Persecuted by Anglo gold miners in the mid-nineteenth century and forced to abandon much of their homelands, like other Indian tribes today, the Nez Perce now link their health and future with the recovery of wild animal species. Just like Great Plains tribes are trying to bring back the buffalo, the Nez Perce are involved with wolf recovery.

Today we visited the Wolf Recovery and Education Center at Winchester, Idaho. After a poignant and powerful introduction by Levi Holt, whose Indian name is Black Beaver, we were able to walk quietly into the woods and wait for the wolves. In the silence of the forest they glided through the pines and came right up to the special boundary fence, which protects them--and us. Wolves are special creatures because they are intelligent carnivores and we have eliminated them throughout most of the United States, but here in the mountains of Idaho the Nez Perce tribe protects them. Wolves are a powerful symbol. As biologist Daniel Botkin writes, "Where we are, there are no wolves; where the wolf lives, there is wilderness."

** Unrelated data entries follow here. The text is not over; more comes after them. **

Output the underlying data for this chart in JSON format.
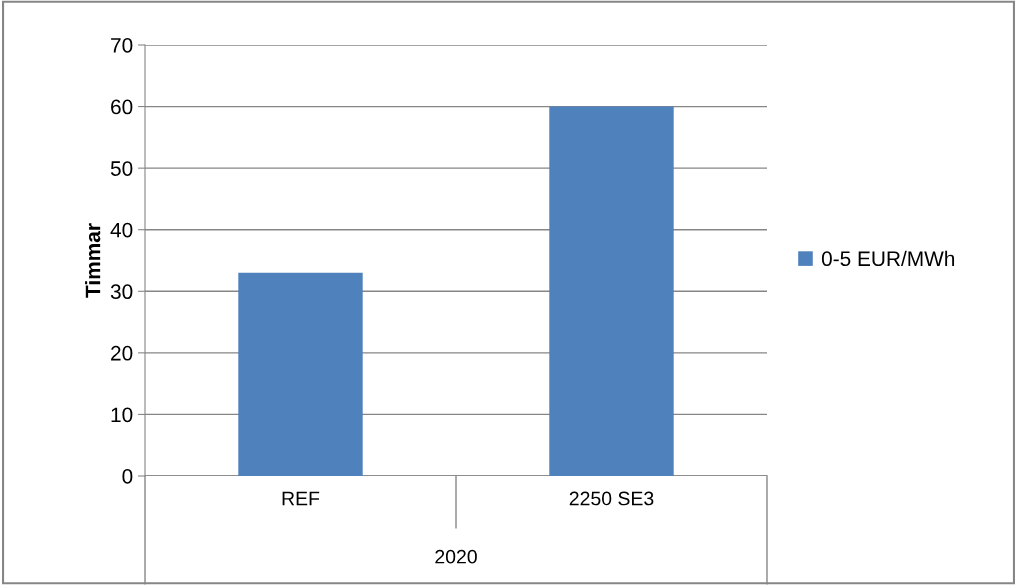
{
  "chart_data": {
    "type": "bar",
    "ylabel": "Timmar",
    "xlabel": "2020",
    "categories": [
      "REF",
      "2250 SE3"
    ],
    "series": [
      {
        "name": "0-5 EUR/MWh",
        "color": "#4f81bd",
        "values": [
          33,
          60
        ]
      }
    ],
    "ylim": [
      0,
      70
    ],
    "yticks": [
      0,
      10,
      20,
      30,
      40,
      50,
      60,
      70
    ],
    "grid": "y",
    "legend": "right"
  }
}
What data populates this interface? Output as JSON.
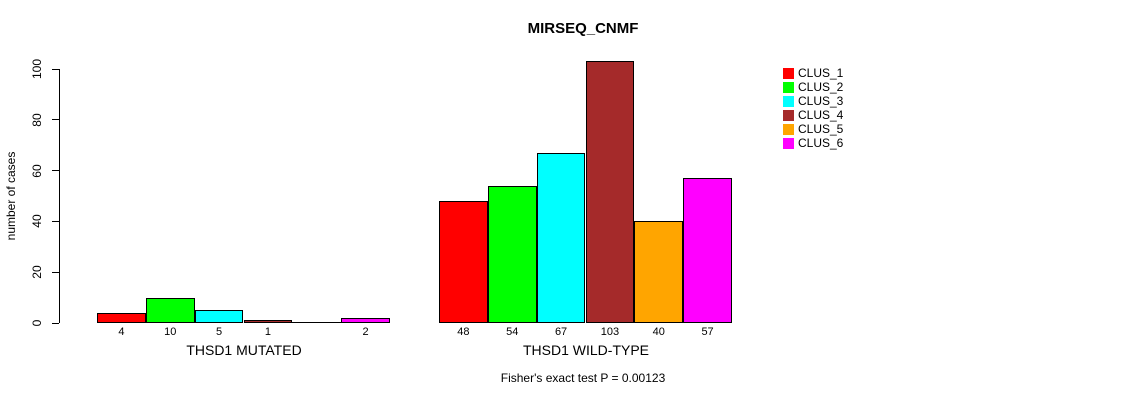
{
  "title": "MIRSEQ_CNMF",
  "chart_data": {
    "type": "bar",
    "title": "MIRSEQ_CNMF",
    "ylabel": "number of cases",
    "xlabel": "",
    "ylim": [
      0,
      100
    ],
    "yticks": [
      0,
      20,
      40,
      60,
      80,
      100
    ],
    "grid": false,
    "legend_position": "right-inside",
    "categories": [
      "THSD1 MUTATED",
      "THSD1 WILD-TYPE"
    ],
    "series": [
      {
        "name": "CLUS_1",
        "color": "#ff0000",
        "values": [
          4,
          48
        ]
      },
      {
        "name": "CLUS_2",
        "color": "#00ff00",
        "values": [
          10,
          54
        ]
      },
      {
        "name": "CLUS_3",
        "color": "#00ffff",
        "values": [
          5,
          67
        ]
      },
      {
        "name": "CLUS_4",
        "color": "#a52a2a",
        "values": [
          1,
          103
        ]
      },
      {
        "name": "CLUS_5",
        "color": "#ffa500",
        "values": [
          0,
          40
        ]
      },
      {
        "name": "CLUS_6",
        "color": "#ff00ff",
        "values": [
          2,
          57
        ]
      }
    ],
    "bar_value_labels_shown": true,
    "zero_value_label_hidden": true,
    "bar_border_color": "#000000",
    "annotation": "Fisher's exact test P = 0.00123"
  }
}
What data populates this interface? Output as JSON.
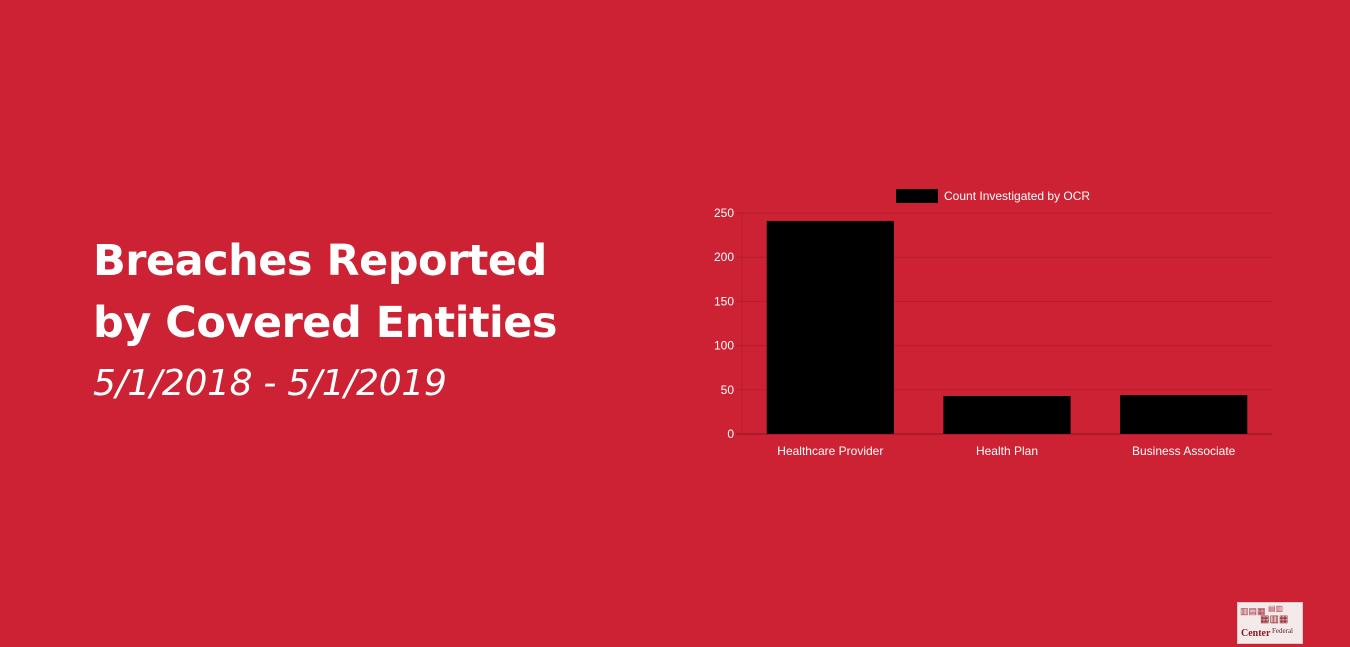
{
  "title": {
    "line1": "Breaches Reported",
    "line2": "by Covered Entities",
    "date_range": "5/1/2018 - 5/1/2019"
  },
  "colors": {
    "background": "#cc2233",
    "bar": "#000000",
    "text": "#ffffff",
    "grid": "#b81c2c"
  },
  "thumbnail": {
    "icon": "word-cloud-icon",
    "words": [
      "Center",
      "Federal"
    ]
  },
  "chart_data": {
    "type": "bar",
    "categories": [
      "Healthcare Provider",
      "Health Plan",
      "Business Associate"
    ],
    "series": [
      {
        "name": "Count Investigated by OCR",
        "values": [
          241,
          43,
          44
        ]
      }
    ],
    "ylim": [
      0,
      250
    ],
    "yticks": [
      0,
      50,
      100,
      150,
      200,
      250
    ],
    "legend_position": "top",
    "grid": true
  }
}
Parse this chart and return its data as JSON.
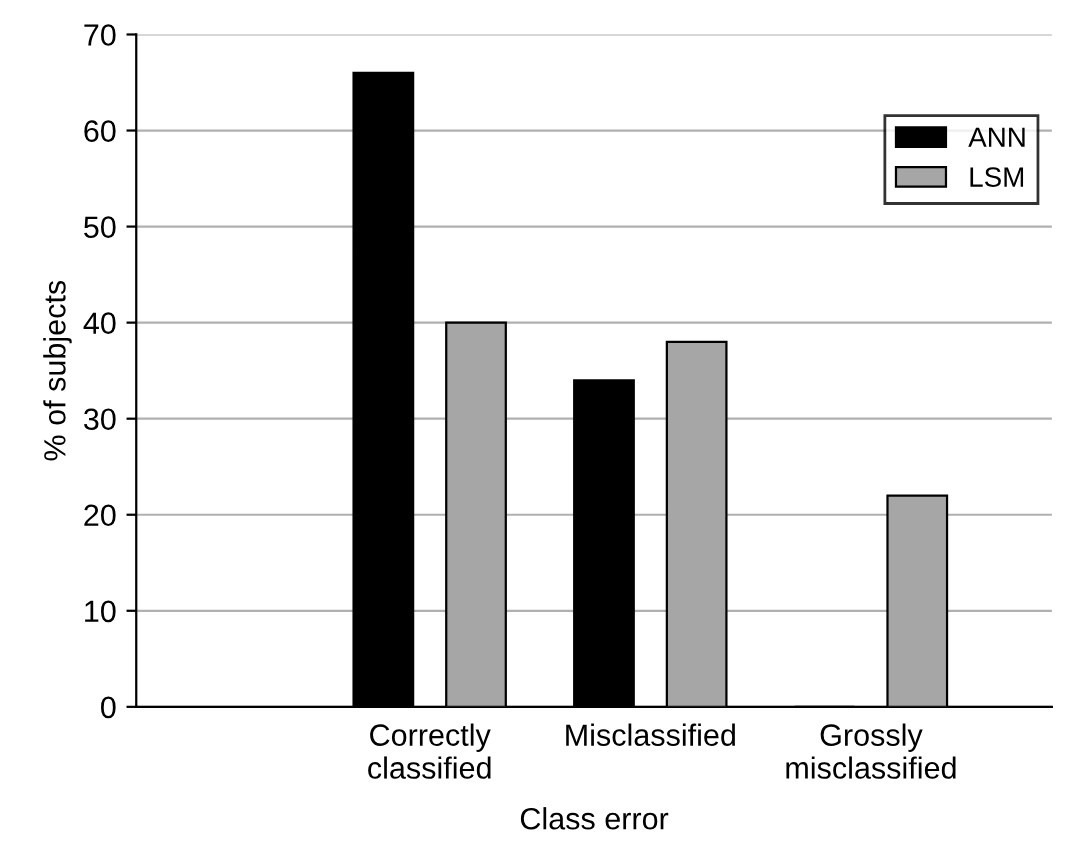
{
  "chart_data": {
    "type": "bar",
    "xlabel": "Class error",
    "ylabel": "% of subjects",
    "categories": [
      "Correctly\nclassified",
      "Misclassified",
      "Grossly\nmisclassified"
    ],
    "series": [
      {
        "name": "ANN",
        "color": "#000000",
        "values": [
          66,
          34,
          0
        ]
      },
      {
        "name": "LSM",
        "color": "#a6a6a6",
        "values": [
          40,
          38,
          22
        ]
      }
    ],
    "ylim": [
      0,
      70
    ],
    "yticks": [
      0,
      10,
      20,
      30,
      40,
      50,
      60,
      70
    ],
    "grid": "y",
    "legend": "top right"
  }
}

Lewis and Clark wrote about wolves and called them the "companions" of the buffalo. Half a century ago Aldo Leopold wrote about wolves in his seminal essay "Thinking like a Mountain." He wrote in the 1930's about conservation and how "We all strive for safety, prosperity, comfort and long life. A measure of success in this is well enough . . . but too much safety seems to yield only danger in the long run. Perhaps this is behind Thoreau's dictum: In wildness is the preservation of the world. Perhaps this is the hidden meaning in the howl of the wolf, long known among mountains, but seldom perceived among men." Today we saw the wolves. We heard them howl. And we came away more humble, more aware of our place in the natural world.